A nine-year-old child whose body was found burnt in a rubbish skip in Windhoek near the start of 2020 died due to a head injury, a medical doctor testified in the Windhoek High Court yesterday.
“This girl died as a result of blunt force trauma to the head,” medical doctor Simasiku Kabanje said in testimony heard by judge Philanda Christiaan.
Kabanje, who carried out a post-mortem examination on Akundaishe Chipomho (9), said she died due to a head injury that included bruising of her brain and bleeding in her head.
He also found indications that Akundaishe had previously had a head injury that included bleeding on her brain as well, and concluded that the previous injury had been caused by an assault, Kabanje said.
He gave his testimony in the trial of Akundaishe’s mother, Rachael Kureva (41), and a married couple, Edward Nkata (41) and Caroline Nkata (40), who are facing a count of murder in connection with the girl’s death. The Nkata couple and Kureva denied guilt on 10 charges – including a count of murder, two charges of attempted murder, two counts of assault with intent to do grievious bodily harm, and charges of failing to provide adequate medical assistance to an injured child and defeating or obstructing the course of justice when their trial began on Monday.
The Nkatas, who are Zimbabwean citizens, pleaded guilty on one further charge, admitting they were illegally in Namibia from 16 June 2019 to 26 January 2020, after the expiry of a two-year employment permit on which they had been staying in the country from June 2017.
The Nkatas and Kureva, who is also a Zimbabwean national, are accused of murdering Akundaishe in Windhoek between 23 and 25 January 2020, and of trying to hide the killing by placing her body in a rubbish skip and setting it on fire.
The state is alleging that during the period from September to December 2019 the girl was also assaulted at a flat in the Rhino Park area of Windhoek, where she lived with her mother, the Nkatas and the couple’s children.
It is also alleged that no medical assistance was given to Akundaishe, despite her having visible injuries as a result of the assaults.
Kureva was employed as a nurse at the time of the alleged incidents.
The state is alleging that after the assault in which Akundaishe was fatally injured, she was left in an unconscious state in a garage at the flat, where she died.
After her death, her body was removed from the flat, dumped in a rubbish skip nearby and set alight, it is alleged as well.
The body was found on 25 January 2020.
Kabanje told the court he did not find soot in Akundaishe’s trachea when he carried out an autopsy on her body, which indicated she was not alive when her body was burnt.
He also said he noticed an injury to her lower abdomen that in his opinion had been caused by blunt impact.
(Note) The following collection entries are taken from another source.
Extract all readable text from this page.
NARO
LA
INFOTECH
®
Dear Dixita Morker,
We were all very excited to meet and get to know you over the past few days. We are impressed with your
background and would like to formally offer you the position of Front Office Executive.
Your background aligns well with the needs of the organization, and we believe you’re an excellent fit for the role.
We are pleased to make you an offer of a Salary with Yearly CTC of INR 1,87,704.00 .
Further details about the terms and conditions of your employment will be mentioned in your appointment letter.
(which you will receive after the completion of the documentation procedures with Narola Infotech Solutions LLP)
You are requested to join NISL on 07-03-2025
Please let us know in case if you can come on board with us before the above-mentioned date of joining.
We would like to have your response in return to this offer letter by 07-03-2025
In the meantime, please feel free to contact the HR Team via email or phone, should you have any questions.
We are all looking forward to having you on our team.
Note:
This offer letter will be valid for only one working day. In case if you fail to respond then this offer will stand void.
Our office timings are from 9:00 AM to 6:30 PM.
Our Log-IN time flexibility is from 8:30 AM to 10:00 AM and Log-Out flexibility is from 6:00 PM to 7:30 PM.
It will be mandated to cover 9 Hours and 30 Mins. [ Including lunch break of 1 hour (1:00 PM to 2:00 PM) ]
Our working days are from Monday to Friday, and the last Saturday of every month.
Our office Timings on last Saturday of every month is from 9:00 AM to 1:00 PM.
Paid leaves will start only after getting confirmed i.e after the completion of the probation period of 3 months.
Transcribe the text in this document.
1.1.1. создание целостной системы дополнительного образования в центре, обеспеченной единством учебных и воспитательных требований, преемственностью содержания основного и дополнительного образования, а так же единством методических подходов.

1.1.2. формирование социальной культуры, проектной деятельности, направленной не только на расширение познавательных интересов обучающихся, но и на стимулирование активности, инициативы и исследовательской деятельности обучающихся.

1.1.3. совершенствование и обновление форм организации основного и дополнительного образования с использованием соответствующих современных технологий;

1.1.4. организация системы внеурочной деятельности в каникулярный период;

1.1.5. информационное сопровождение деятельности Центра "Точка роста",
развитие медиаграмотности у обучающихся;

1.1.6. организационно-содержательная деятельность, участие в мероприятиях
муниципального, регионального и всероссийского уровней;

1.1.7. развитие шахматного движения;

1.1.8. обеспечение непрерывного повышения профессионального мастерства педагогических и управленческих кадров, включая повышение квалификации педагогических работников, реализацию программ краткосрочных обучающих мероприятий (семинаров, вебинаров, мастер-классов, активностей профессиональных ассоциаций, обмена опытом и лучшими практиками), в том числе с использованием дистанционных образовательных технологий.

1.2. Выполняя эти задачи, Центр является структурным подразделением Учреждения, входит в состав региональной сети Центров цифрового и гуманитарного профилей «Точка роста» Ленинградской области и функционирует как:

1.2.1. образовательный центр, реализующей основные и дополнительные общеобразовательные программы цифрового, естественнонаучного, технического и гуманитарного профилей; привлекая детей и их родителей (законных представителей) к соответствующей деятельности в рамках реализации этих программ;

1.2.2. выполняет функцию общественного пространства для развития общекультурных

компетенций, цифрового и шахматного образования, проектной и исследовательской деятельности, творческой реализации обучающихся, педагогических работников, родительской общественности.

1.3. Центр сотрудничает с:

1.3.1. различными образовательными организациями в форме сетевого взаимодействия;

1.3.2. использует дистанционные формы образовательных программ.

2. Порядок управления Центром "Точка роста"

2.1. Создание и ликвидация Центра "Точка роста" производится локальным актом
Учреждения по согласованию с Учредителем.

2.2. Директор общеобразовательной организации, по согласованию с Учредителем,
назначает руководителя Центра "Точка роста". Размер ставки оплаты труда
If she received emergency medical care, Akundaishe could have survived the head injury that claimed her life, Kabanje said as well.
A previous witness, Ester Nkhata, told the court on Wednesday that when she went to visit Edward Nkata in a Windhoek hospital after he had been injured in a car accident following his arrest, he told her: “I beat up the child.”
She also spoke to Kureva and Caroline Nkata about Akundaishe’s death, she said.
Caroline Nkata, she said, told her: “It was Edward who beat up the child.”
Nkhata added that Kureva said: “Edward beat up the child, and the child could have been beaten at a wrong place.”
The trial is scheduled to continue on 15 July.
The three accused are being held in custody.